To avoid these attacks, it's important to follow commonsense precautions, such as avoiding freeware sites that promote illegitimate or cracked versions of popular software and not opening email attachments from unknown senders.
However, even when engaging in best practices online, some cyber-crimes occur without the user being immediately aware. A prime example of this is "malvertising" — an insidious threat that has the ability to rope in unsuspecting victims.
What is malvertising?
Malvertising is a dangerous type of cyber-attack that exploits online advertising networks to spread malicious content, such as malware and ransomware. Attackers disguise malicious code in advertisements for popular products, services, and websites, which can then redirect users to malicious websites or install malware on devices when clicked on.
Traditionally, in order to protect against this type of attack, internet users need only stay alert while browsing the web and be sure to download new programs that are part of software bundles that may contain browser extensions.
But what happens when you naïvely go to one of the most reputable and universally trafficked search engines in the world, Google, only to find yourself victimized — not by malvertising hacks executed via infiltrated ads, but by advertisements that were actually approved and then promoted on the Google Ads platform?

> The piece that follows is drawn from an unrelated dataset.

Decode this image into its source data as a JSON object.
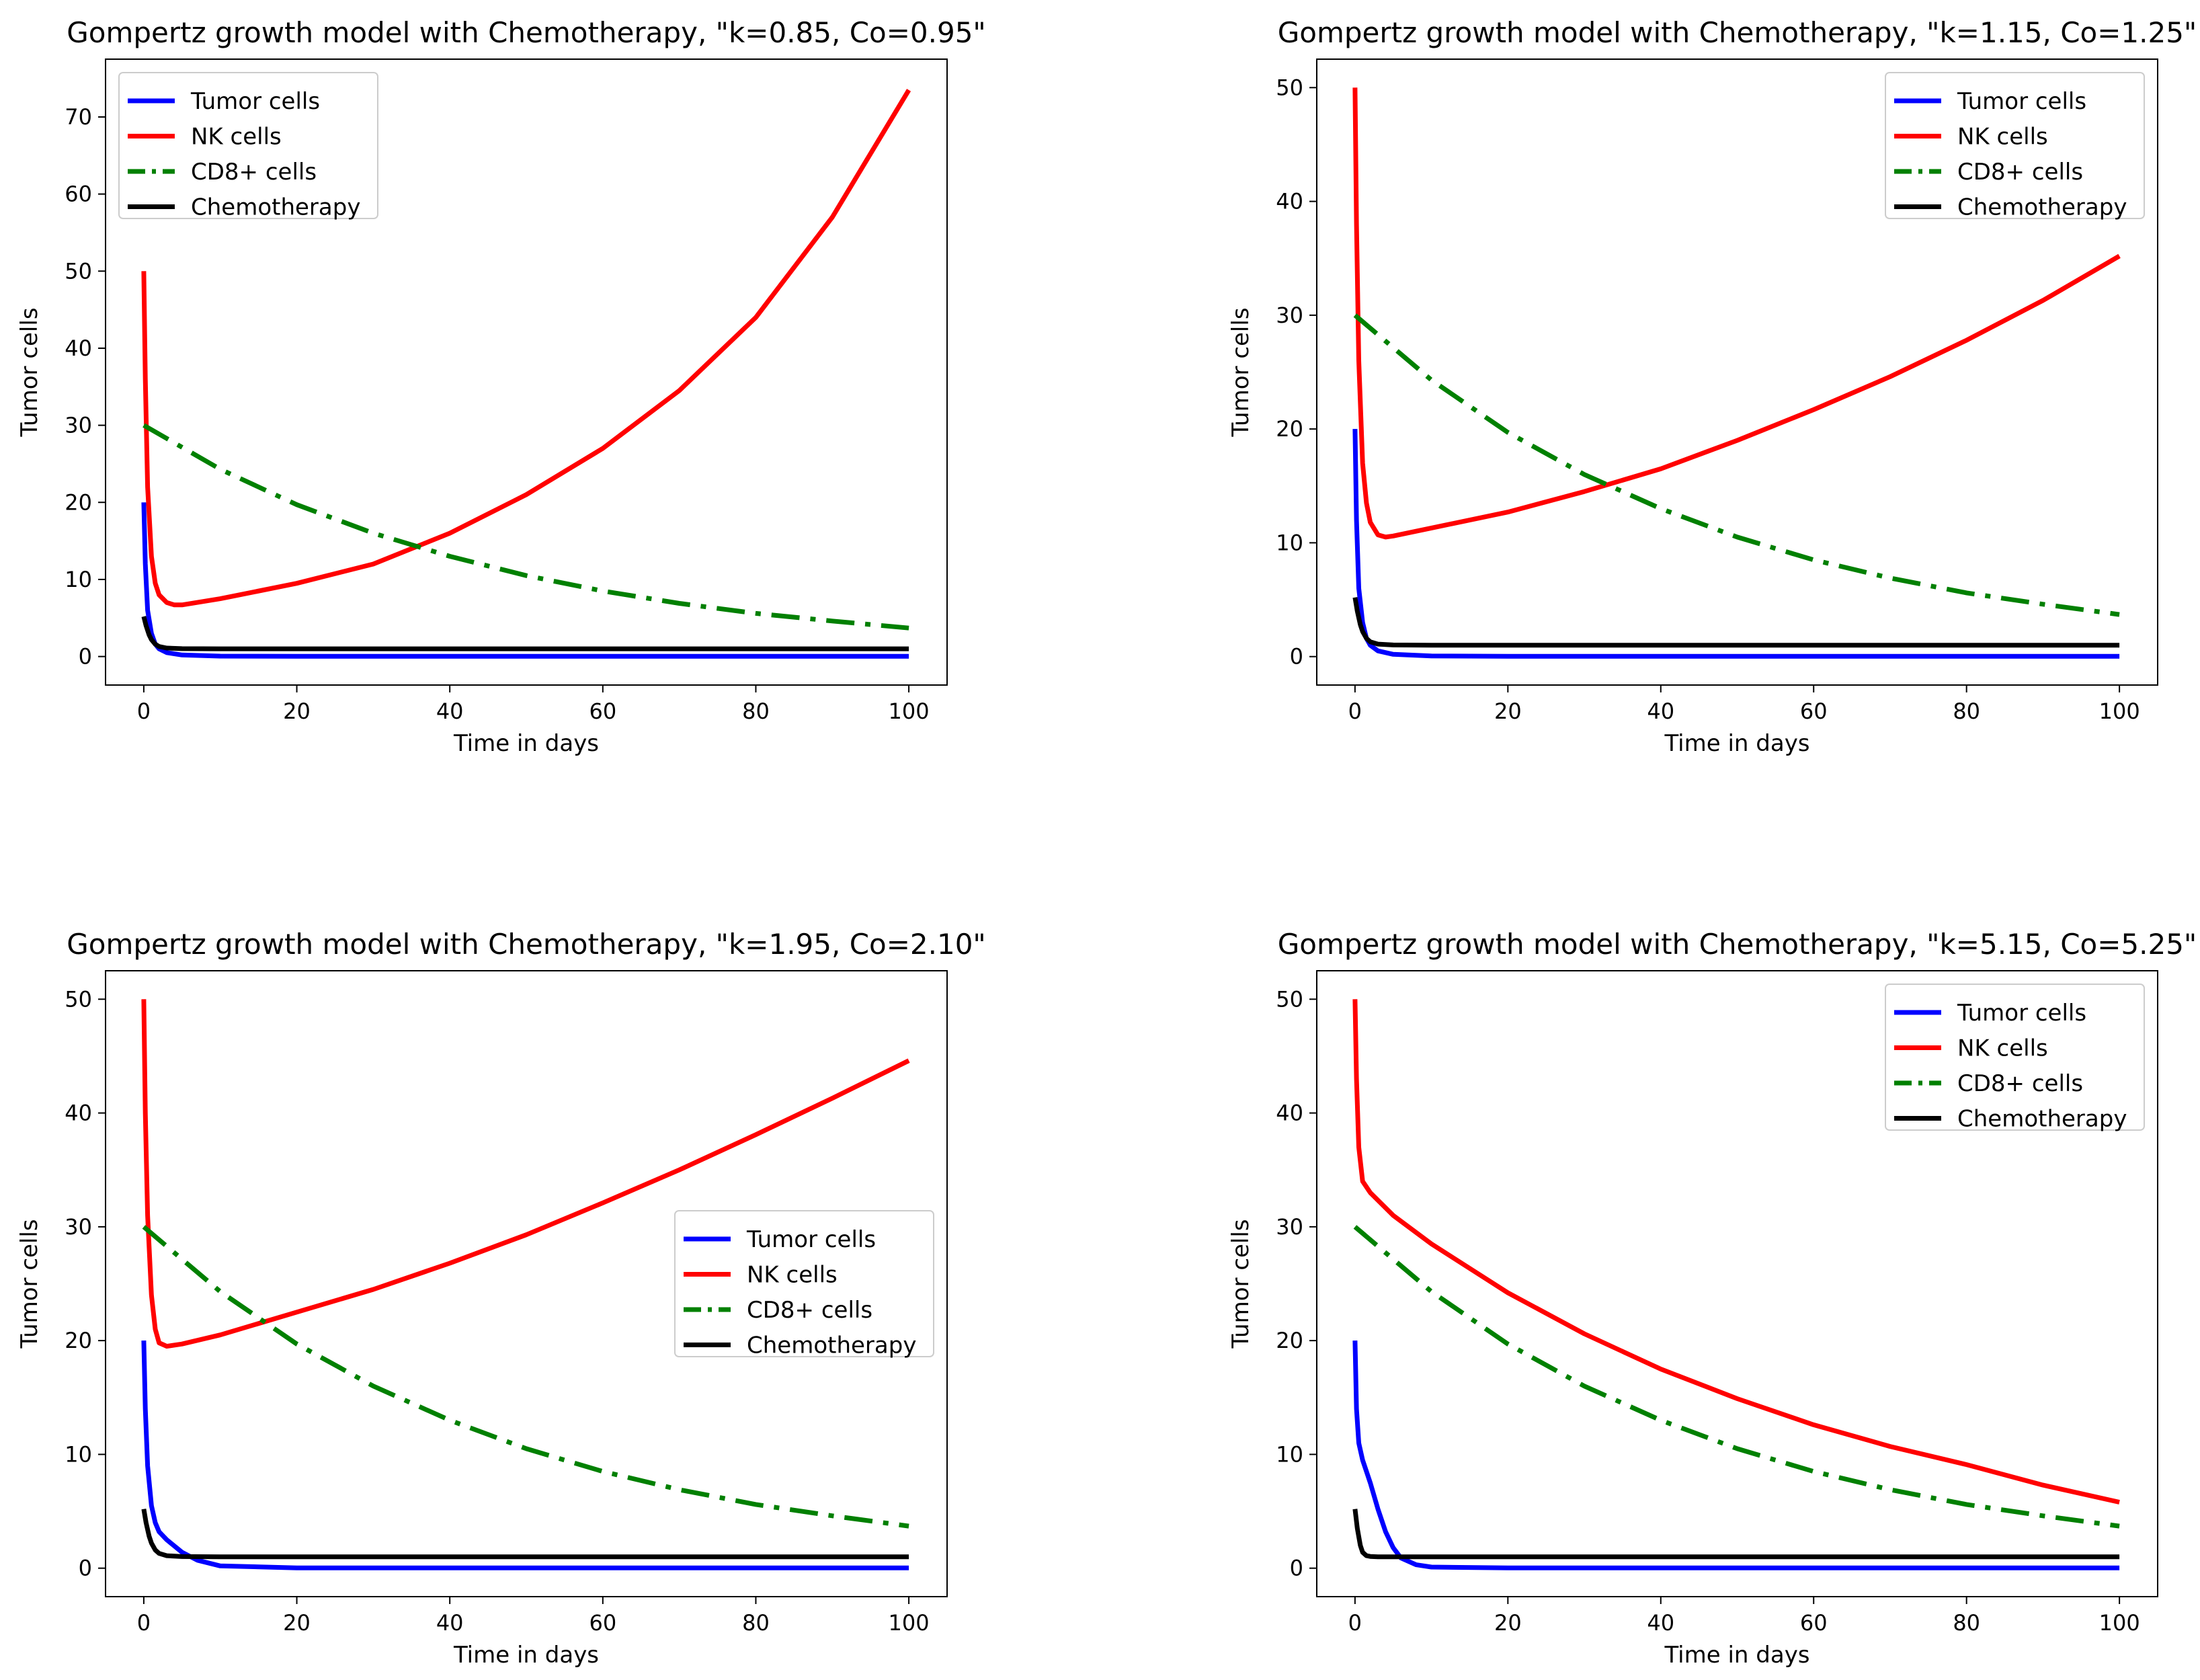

How Are Hackers Using Google Ads to Steal Data and Spread Malware?
Hackers have recently been exploiting the Google ads platform to victimize individuals and entities in both the private and public sectors. Reports indicate that Google has been duped into running fake ads for products and services such as Adobe Reader, Microsoft Teams, OBS, Slack, and Thunderbird.
These malicious ads lead users to malware gangs like AuroraStealer, IcedID, Meta Stealer, RedLine Stealer, Vidar, Formbook, and XLoader. This major breach of security seems to be an indictment of Google's lax policies rather than a sophisticated new attack from the online underworld.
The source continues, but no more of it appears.